Dass Nationalismus in Deutschland, wie in anderen kapitalistischen Staaten massenhaft zu Tage tritt liegt weniger an der ›Wahnhaftigkeit‹ der Nationalist_innen1, als an der objektiven Abhängigkeit des Individuums vom Schicksal ›seiner‹ Nation in der Weltmarktkonkurrenz. Von der Konkurrenzfähigkeit der nationalen Verwertungszone hängen schließlich Bildungschancen, Arbeitsplätze, ökonomisches Wachstum und staatliche Transferleistungen ab.

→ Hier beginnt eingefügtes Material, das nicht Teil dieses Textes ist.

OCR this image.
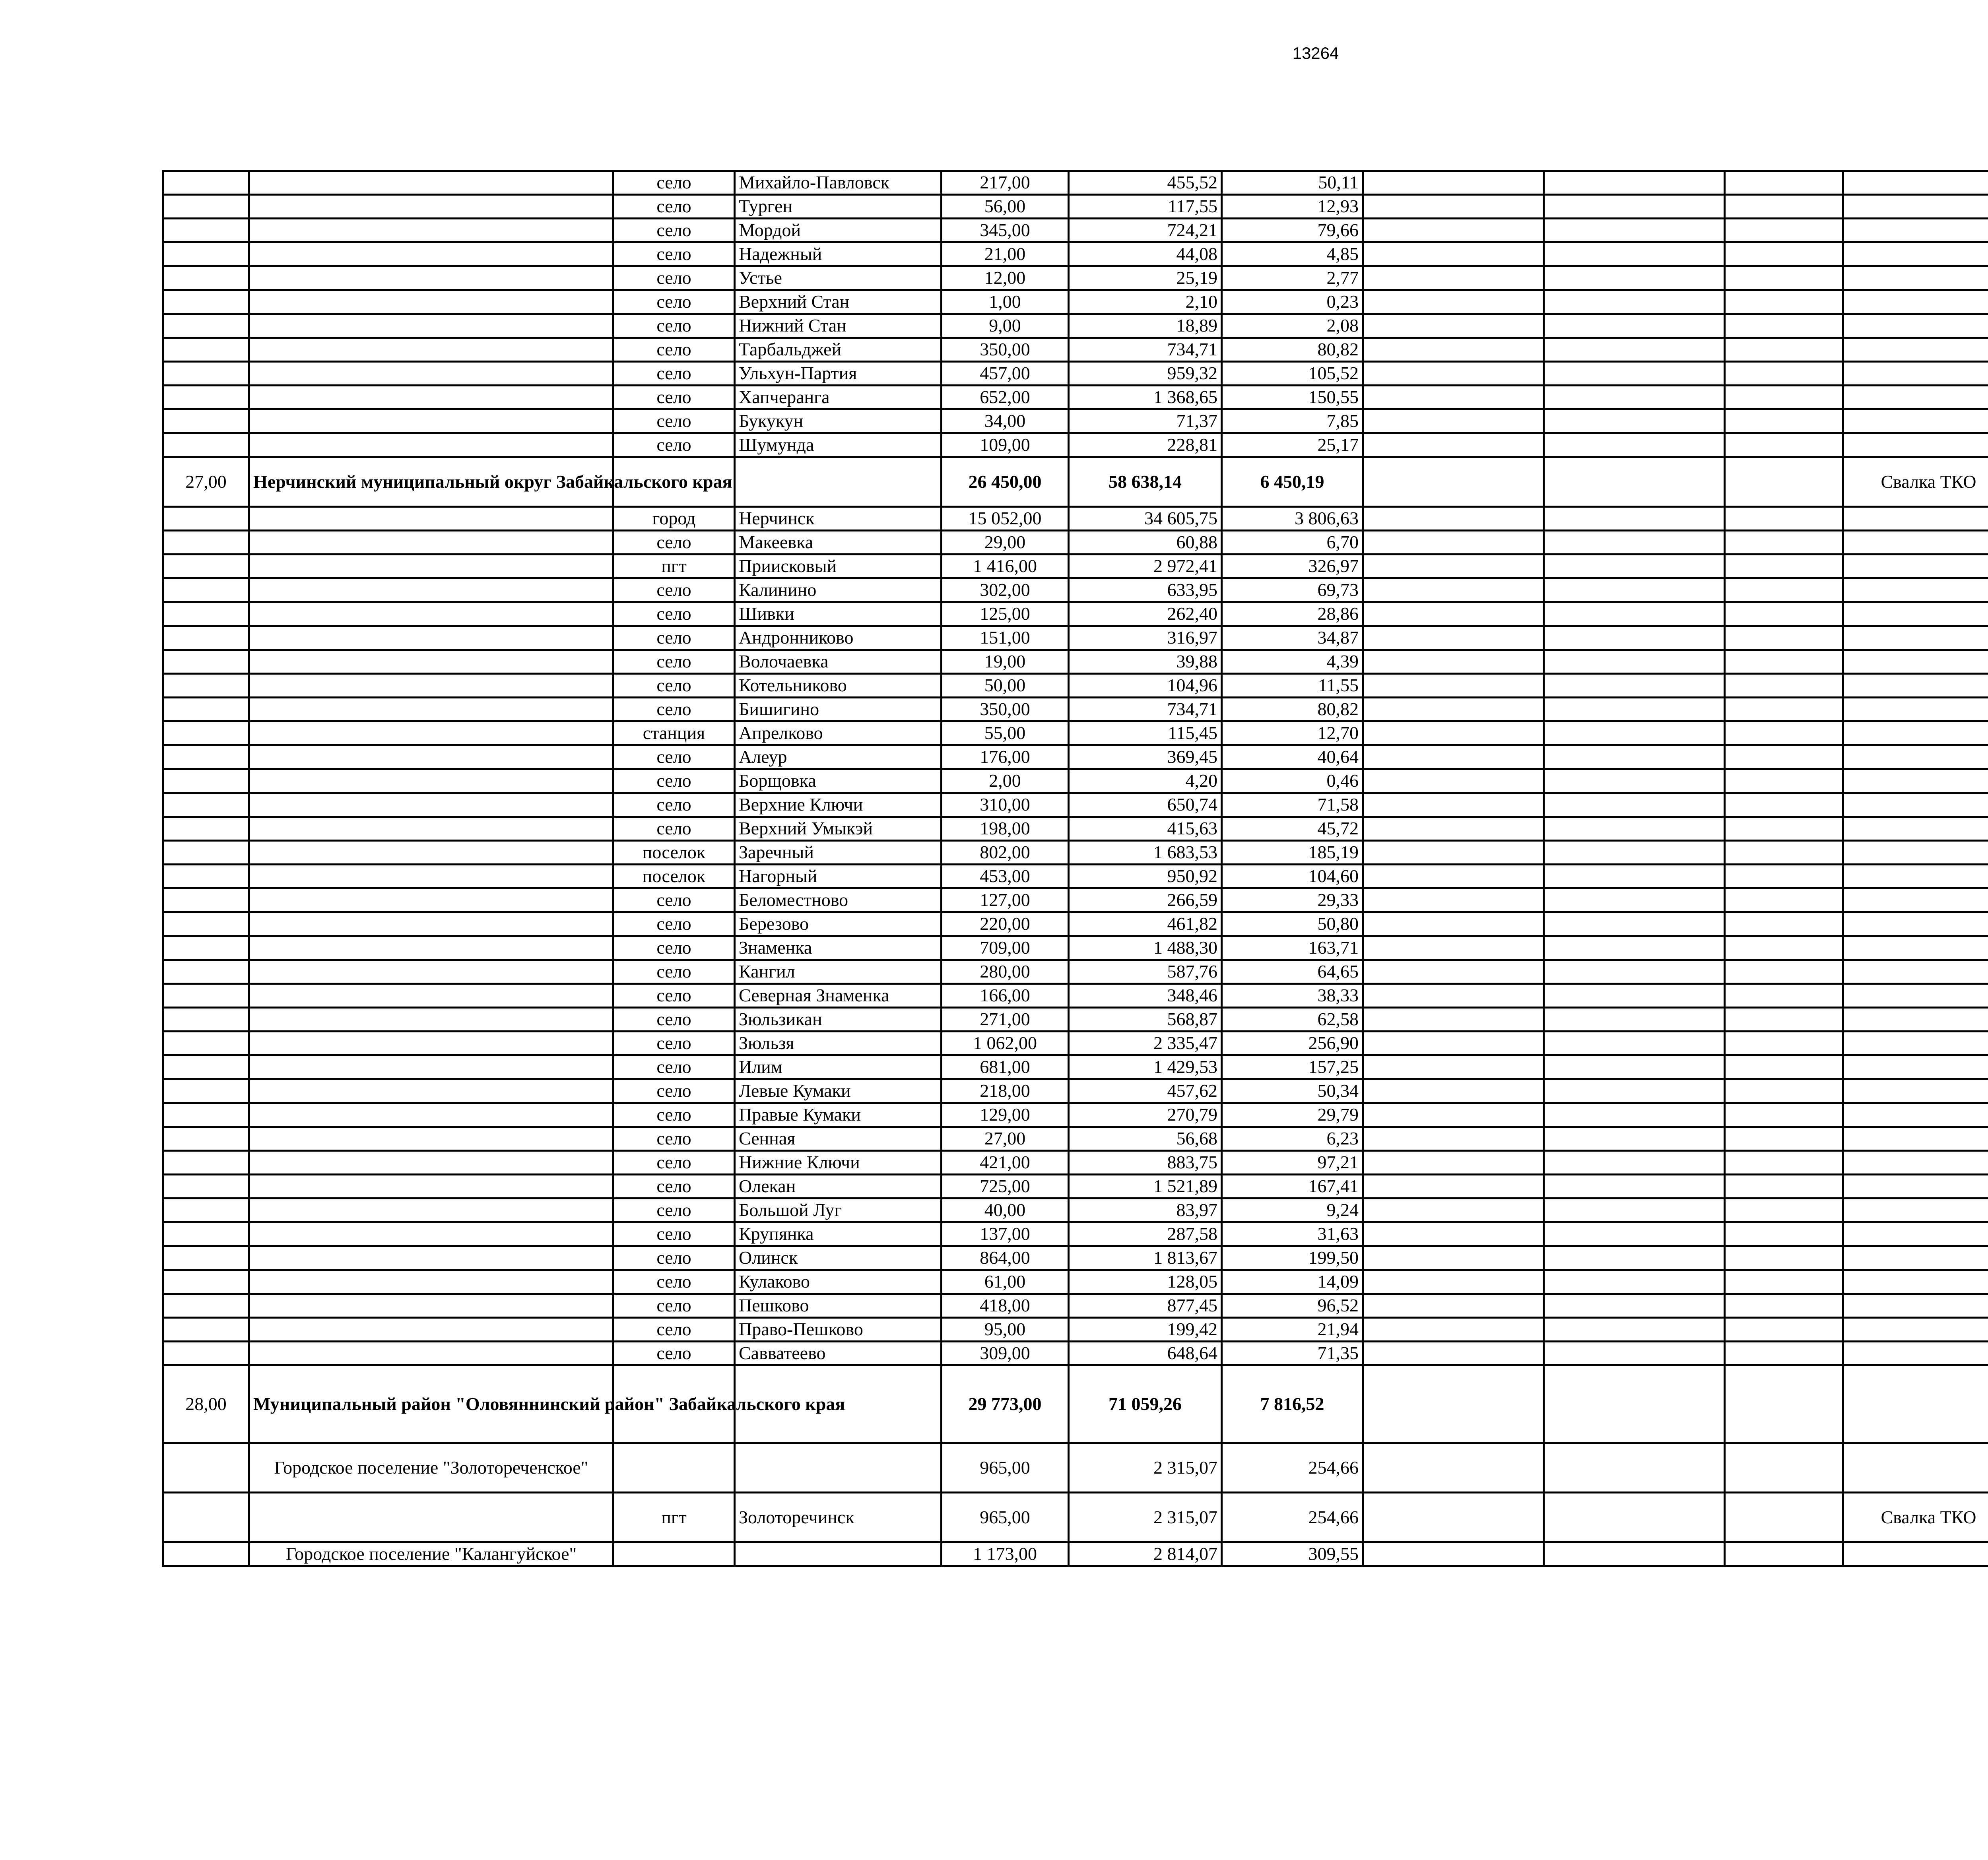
13264
		село	Михайло-Павловск	217,00	455,52	50,11						
		село	Турген	56,00	117,55	12,93						
		село	Мордой	345,00	724,21	79,66						
		село	Надежный	21,00	44,08	4,85						
		село	Устье	12,00	25,19	2,77						
		село	Верхний Стан	1,00	2,10	0,23						
		село	Нижний Стан	9,00	18,89	2,08						
		село	Тарбальджей	350,00	734,71	80,82						
		село	Ульхун-Партия	457,00	959,32	105,52						
		село	Хапчеранга	652,00	1 368,65	150,55						
		село	Букукун	34,00	71,37	7,85						
		село	Шумунда	109,00	228,81	25,17						
27,00	Нерчинский муниципальный округ Забайкальского края			26 450,00	58 638,14	6 450,19				Свалка ТКО		
		город	Нерчинск	15 052,00	34 605,75	3 806,63						
		село	Макеевка	29,00	60,88	6,70						
		пгт	Приисковый	1 416,00	2 972,41	326,97						
		село	Калинино	302,00	633,95	69,73						
		село	Шивки	125,00	262,40	28,86						
		село	Андронниково	151,00	316,97	34,87						
		село	Волочаевка	19,00	39,88	4,39						
		село	Котельниково	50,00	104,96	11,55						
		село	Бишигино	350,00	734,71	80,82						
		станция	Апрелково	55,00	115,45	12,70						
		село	Алеур	176,00	369,45	40,64						
		село	Борщовка	2,00	4,20	0,46						
		село	Верхние Ключи	310,00	650,74	71,58						
		село	Верхний Умыкэй	198,00	415,63	45,72						
		поселок	Заречный	802,00	1 683,53	185,19						
		поселок	Нагорный	453,00	950,92	104,60						
		село	Беломестново	127,00	266,59	29,33						
		село	Березово	220,00	461,82	50,80						
		село	Знаменка	709,00	1 488,30	163,71						
		село	Кангил	280,00	587,76	64,65						
		село	Северная Знаменка	166,00	348,46	38,33						
		село	Зюльзикан	271,00	568,87	62,58						
		село	Зюльзя	1 062,00	2 335,47	256,90						
		село	Илим	681,00	1 429,53	157,25						
		село	Левые Кумаки	218,00	457,62	50,34						
		село	Правые Кумаки	129,00	270,79	29,79						
		село	Сенная	27,00	56,68	6,23						
		село	Нижние Ключи	421,00	883,75	97,21						
		село	Олекан	725,00	1 521,89	167,41						
		село	Большой Луг	40,00	83,97	9,24						
		село	Крупянка	137,00	287,58	31,63						
		село	Олинск	864,00	1 813,67	199,50						
		село	Кулаково	61,00	128,05	14,09						
		село	Пешково	418,00	877,45	96,52						
		село	Право-Пешково	95,00	199,42	21,94						
		село	Савватеево	309,00	648,64	71,35						
28,00	Муниципальный район "Оловяннинский район" Забайкальского края			29 773,00	71 059,26	7 816,52						
	Городское поселение "Золотореченское"			965,00	2 315,07	254,66						
		пгт	Золоторечинск	965,00	2 315,07	254,66				Свалка ТКО		
	Городское поселение "Калангуйское"			1 173,00	2 814,07	309,55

Die Identifikation mit dem nationalen Kollektiv ist also keine wahnhafte Entscheidung völlig durchgedrehter Individuen sondern unwillkürliche Reaktion auf die grundlegenden Bedrohungslagen bürgerlicher Individualität unter dem ständigen Verwertungsdruck innerhalb kapitalistischer Gesellschaften.
Das Bedürfnis nach einer versichernden Identität antwortet auf die überall greifbare Ohnmacht des Individuums angesichts übermächtiger Konjunkturen der global intensivierten Konkurrenz. Als Projektionsfläche ursprünglicher und daher ›echter‹, krisenfreier Identität gewährt die Identifikation mit der Nation eine trügerische Entlastung von den Krisen und Kränkungen kapitalistischer Vergesellschaftung.

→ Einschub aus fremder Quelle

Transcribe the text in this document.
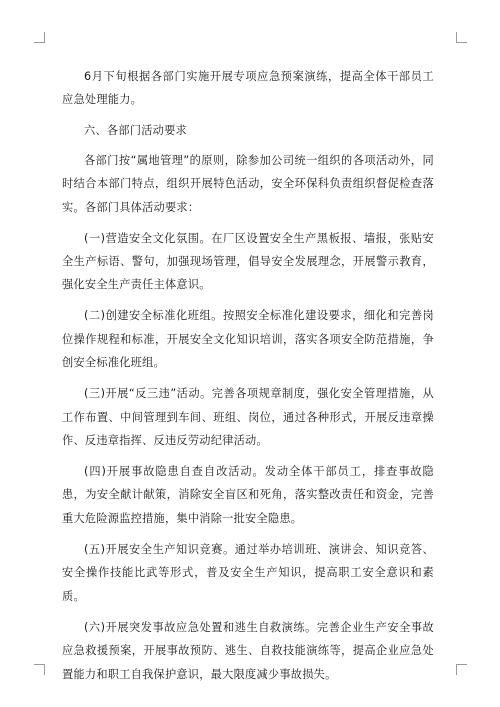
6月下旬根据各部门实施开展专项应急预案演练，提高全体干部员工应急处理能力。

六、各部门活动要求

各部门按“属地管理”的原则，除参加公司统一组织的各项活动外，同时结合本部门特点，组织开展特色活动，安全环保科负责组织督促检查落实。各部门具体活动要求：

(一)营造安全文化氛围。在厂区设置安全生产黑板报、墙报，张贴安全生产标语、警句，加强现场管理，倡导安全发展理念，开展警示教育，强化安全生产责任主体意识。

(二)创建安全标准化班组。按照安全标准化建设要求，细化和完善岗位操作规程和标准，开展安全文化知识培训，落实各项安全防范措施，争创安全标准化班组。

(三)开展“反三违”活动。完善各项规章制度，强化安全管理措施，从工作布置、中间管理到车间、班组、岗位，通过各种形式，开展反违章操作、反违章指挥、反违反劳动纪律活动。

(四)开展事故隐患自查自改活动。发动全体干部员工，排查事故隐患，为安全献计献策，消除安全盲区和死角，落实整改责任和资金，完善重大危险源监控措施，集中消除一批安全隐患。

(五)开展安全生产知识竞赛。通过举办培训班、演讲会、知识竞答、安全操作技能比武等形式，普及安全生产知识，提高职工安全意识和素质。

(六)开展突发事故应急处置和逃生自救演练。完善企业生产安全事故应急救援预案，开展事故预防、逃生、自救技能演练等，提高企业应急处置能力和职工自我保护意识，最大限度减少事故损失。
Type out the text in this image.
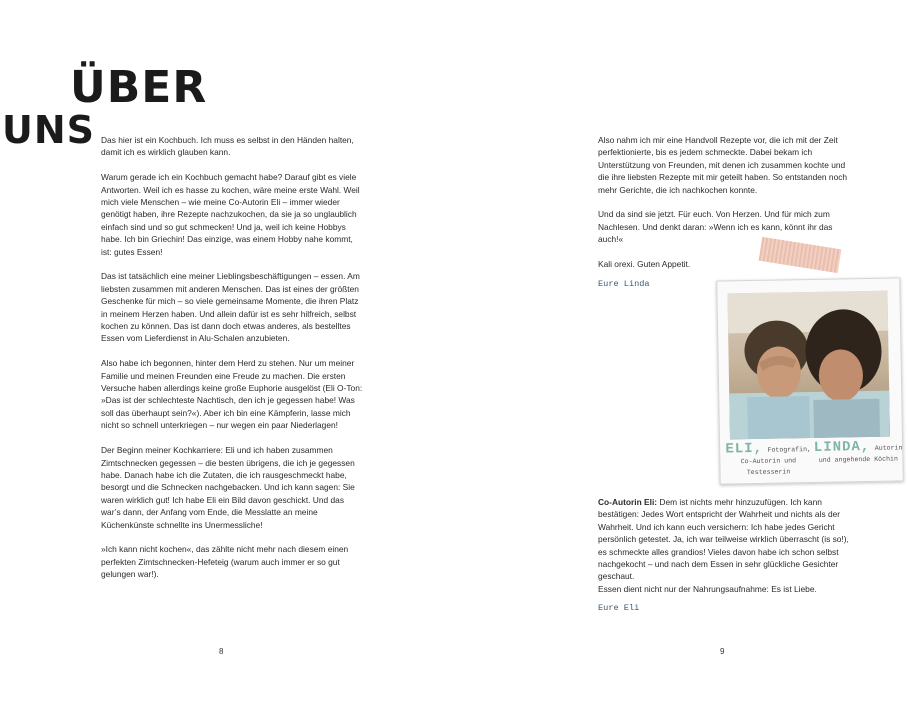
ÜBER
UNS Das hier ist ein Kochbuch. Ich muss es selbst in den Händen halten, damit ich es wirklich glauben kann.

Warum gerade ich ein Kochbuch gemacht habe? Darauf gibt es viele Antworten. Weil ich es hasse zu kochen, wäre meine erste Wahl. Weil mich viele Menschen – wie meine Co-Autorin Eli – immer wieder genötigt haben, ihre Rezepte nachzukochen, da sie ja so unglaublich einfach sind und so gut schmecken! Und ja, weil ich keine Hobbys habe. Ich bin Griechin! Das einzige, was einem Hobby nahe kommt, ist: gutes Essen!

Das ist tatsächlich eine meiner Lieblingsbeschäftigungen – essen. Am liebsten zusammen mit anderen Menschen. Das ist eines der größten Geschenke für mich – so viele gemeinsame Momente, die ihren Platz in meinem Herzen haben. Und allein dafür ist es sehr hilfreich, selbst kochen zu können. Das ist dann doch etwas anderes, als bestelltes Essen vom Lieferdienst in Alu-Schalen anzubieten.

Also habe ich begonnen, hinter dem Herd zu stehen. Nur um meiner Familie und meinen Freunden eine Freude zu machen. Die ersten Versuche haben allerdings keine große Euphorie ausgelöst (Eli O-Ton: »Das ist der schlechteste Nachtisch, den ich je gegessen habe! Was soll das überhaupt sein?«). Aber ich bin eine Kämpferin, lasse mich nicht so schnell unterkriegen – nur wegen ein paar Niederlagen!

Der Beginn meiner Kochkarriere: Eli und ich haben zusammen Zimtschnecken gegessen – die besten übrigens, die ich je gegessen habe. Danach habe ich die Zutaten, die ich rausgeschmeckt habe, besorgt und die Schnecken nachgebacken. Und ich kann sagen: Sie waren wirklich gut! Ich habe Eli ein Bild davon geschickt. Und das war’s dann, der Anfang vom Ende, die Messlatte an meine Küchenkünste schnellte ins Unermessliche!

»Ich kann nicht kochen«, das zählte nicht mehr nach diesem einen perfekten Zimtschnecken-Hefeteig (warum auch immer er so gut gelungen war!).

Also nahm ich mir eine Handvoll Rezepte vor, die ich mit der Zeit perfektionierte, bis es jedem schmeckte. Dabei bekam ich Unterstützung von Freunden, mit denen ich zusammen kochte und die ihre liebsten Rezepte mit mir geteilt haben. So entstanden noch mehr Gerichte, die ich nachkochen konnte.

Und da sind sie jetzt. Für euch. Von Herzen. Und für mich zum Nachlesen. Und denkt daran: »Wenn ich es kann, könnt ihr das auch!«

Kali orexi. Guten Appetit.

Eure Linda

ELI, Fotografin, Co-Autorin und Testesserin
LINDA, Autorin und angehende Köchin

Co-Autorin Eli: Dem ist nichts mehr hinzuzufügen. Ich kann bestätigen: Jedes Wort entspricht der Wahrheit und nichts als der Wahrheit. Und ich kann euch versichern: Ich habe jedes Gericht persönlich getestet. Ja, ich war teilweise wirklich überrascht (is so!), es schmeckte alles grandios! Vieles davon habe ich schon selbst nachgekocht – und nach dem Essen in sehr glückliche Gesichter geschaut.

Essen dient nicht nur der Nahrungsaufnahme: Es ist Liebe.

Eure Eli

8	9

In Europa, einem länderübergreifenden ökonomischen Vergesellschaftungszusammenhang, gleichen sich historisch unterschiedene Begründungsmuster des Nationalen immer mehr an. Weder gilt in Frankreich ein lupenrein ‌›republikanischer‌‹ Nationalismus, der alleine nach Geburtsort und politischem Bekenntnis diskriminiert, noch herrscht in Deutschland derzeit ein ausgeprägt völkisch-rassistisches, an der Ideologie biologischer Abstammungsgemeinschaft orientiertes, Ausschlusskriterium.

Da die Nation aber weiterhin der wesentliche Zusammenschluss bleibt, von dessen Abschneiden in der Weltmarktkonkurrenz die Existenz der Individuen maßgeblich abhängt, ist der nationale Bezug bis jetzt noch keinem ›europaweiten Gesamtnationalismus‹ gewichen. Ob dieser entstehen wird oder nicht hängt maßgeblich davon ab ob Europa sich zukünftig als wirklicher bürgerlicher Staat etablieren können wird.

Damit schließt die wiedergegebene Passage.